Another draft from the past, 2013 apparently. I don’t know what it was that struck me as being so important to keep this but single solitary link at the ready for an eventual post, but here it is, finally. It is an interesting, almost Chautauqua-like (heh) ramble through a different time populated with different people. For example, this:
In this age of political correctness and elaborate, infuriating systems of rhetorical taboos, it’s amusing to see each wave of protest against Mencken’s defenseless bones, as women, blacks, Jews, Muslims, and most ethnic groups rediscover that at some point he disparaged them and called them names that have long since become capital crimes in the media and in the academy. Yet it was my own tribe, the rural Anglo-Saxon, that he despised most venomously and to whom, in his most spirited moments, he scarcely granted full membership in the human race.
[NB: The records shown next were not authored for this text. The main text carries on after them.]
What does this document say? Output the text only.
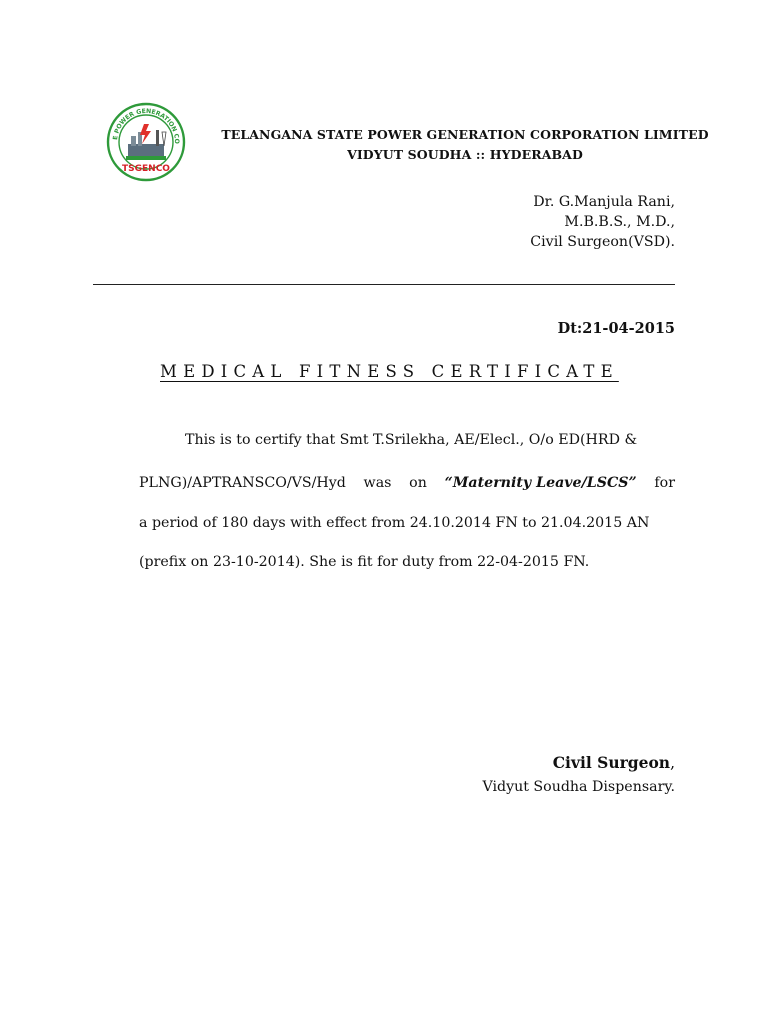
E POWER GENERATION CO
TSGENCO
TELANGANA STATE POWER GENERATION CORPORATION LIMITED
VIDYUT SOUDHA :: HYDERABAD
Dr. G.Manjula Rani,
M.B.B.S., M.D.,
Civil Surgeon(VSD).
Dt:21-04-2015
MEDICAL FITNESS CERTIFICATE
This is to certify that Smt T.Srilekha, AE/Elecl., O/o ED(HRD &
PLNG)/APTRANSCO/VS/Hyd was on “Maternity Leave/LSCS” for
a period of 180 days with effect from 24.10.2014 FN to 21.04.2015 AN
(prefix on 23-10-2014). She is fit for duty from 22-04-2015 FN.
Civil Surgeon,
Vidyut Soudha Dispensary.
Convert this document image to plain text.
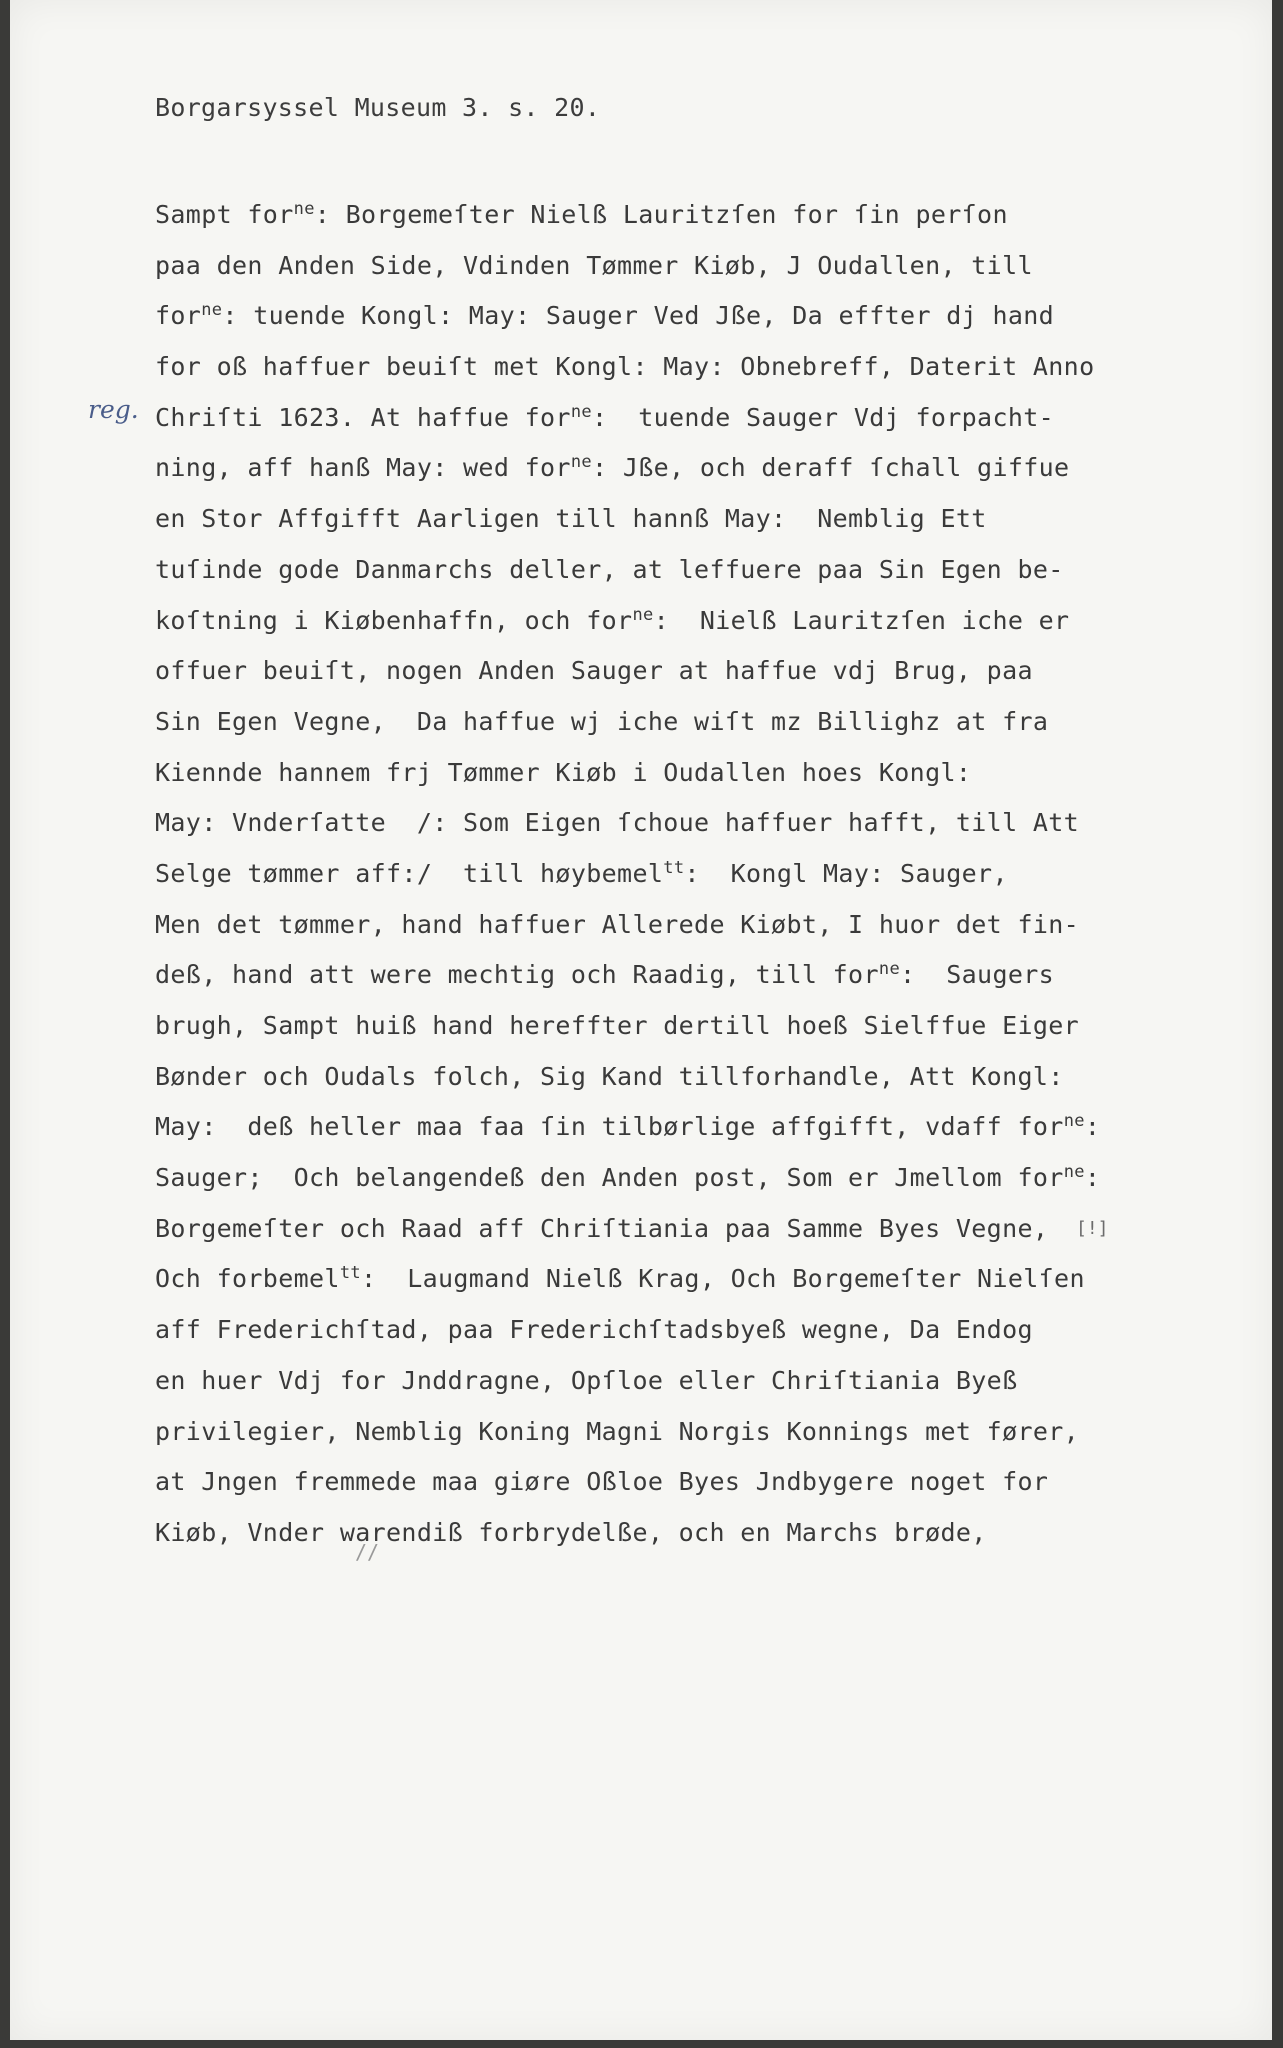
Borgarsyssel Museum 3. s. 20.
reg.
[!]
//
Sampt for$^{ne}$: Borgemeſter Nielß Lauritzſen for ſin perſon
paa den Anden Side, Vdinden Tømmer Kiøb, J Oudallen, till
for$^{ne}$: tuende Kongl: May: Sauger Ved Jße, Da effter dj hand
for oß haffuer beuiſt met Kongl: May: Obnebreff, Daterit Anno
Chriſti 1623. At haffue for$^{ne}$:  tuende Sauger Vdj forpacht-
ning, aff hanß May: wed for$^{ne}$: Jße, och deraff ſchall giffue
en Stor Affgifft Aarligen till hannß May:  Nemblig Ett
tuſinde gode Danmarchs deller, at leffuere paa Sin Egen be-
koſtning i Kiøbenhaffn, och for$^{ne}$:  Nielß Lauritzſen iche er
offuer beuiſt, nogen Anden Sauger at haffue vdj Brug, paa
Sin Egen Vegne,  Da haffue wj iche wiſt mz Billighz at fra
Kiennde hannem frj Tømmer Kiøb i Oudallen hoes Kongl:
May: Vnderſatte  /: Som Eigen ſchoue haffuer hafft, till Att
Selge tømmer aff:/  till høybemel$^{tt}$:  Kongl May: Sauger,
Men det tømmer, hand haffuer Allerede Kiøbt, I huor det fin-
deß, hand att were mechtig och Raadig, till for$^{ne}$:  Saugers
brugh, Sampt huiß hand hereffter dertill hoeß Sielffue Eiger
Bønder och Oudals folch, Sig Kand tillforhandle, Att Kongl:
May:  deß heller maa faa ſin tilbørlige affgifft, vdaff for$^{ne}$:
Sauger;  Och belangendeß den Anden post, Som er Jmellom for$^{ne}$:
Borgemeſter och Raad aff Chriſtiania paa Samme Byes Vegne,
Och forbemel$^{tt}$:  Laugmand Nielß Krag, Och Borgemeſter Nielſen
aff Frederichſtad, paa Frederichſtadsbyeß wegne, Da Endog
en huer Vdj for Jnddragne, Opſloe eller Chriſtiania Byeß
privilegier, Nemblig Koning Magni Norgis Konnings met fører,
at Jngen fremmede maa giøre Oßloe Byes Jndbygere noget for
Kiøb, Vnder warendiß forbrydelße, och en Marchs brøde,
and then a bit later this:
The rock-solid middle-class family that kept him, in his words, “fat, saucy and contented,” was paradoxically the perfect nest for a nestling who set himself the task of dismantling Middle America brick by brick. At the same time it provided him with a character-forming mythology, a middle-class ideal that exalted respectable people—”decent” was a word Mencken used—people who pay their debts, live within their means, answer to no one. In his time, people who paid cash. My grandfather bought his automobiles with hundred-dollar bills. This ideal included the code of the gentleman: that the weak are not to be bullied and exploited, that other people are not stepping stones to goals, that truth is never the product of consensus, that money is a means not an end, that honor and reputation are more important than wealth and preference.
The guy has his own site – although I didn’t see a reference to this from there.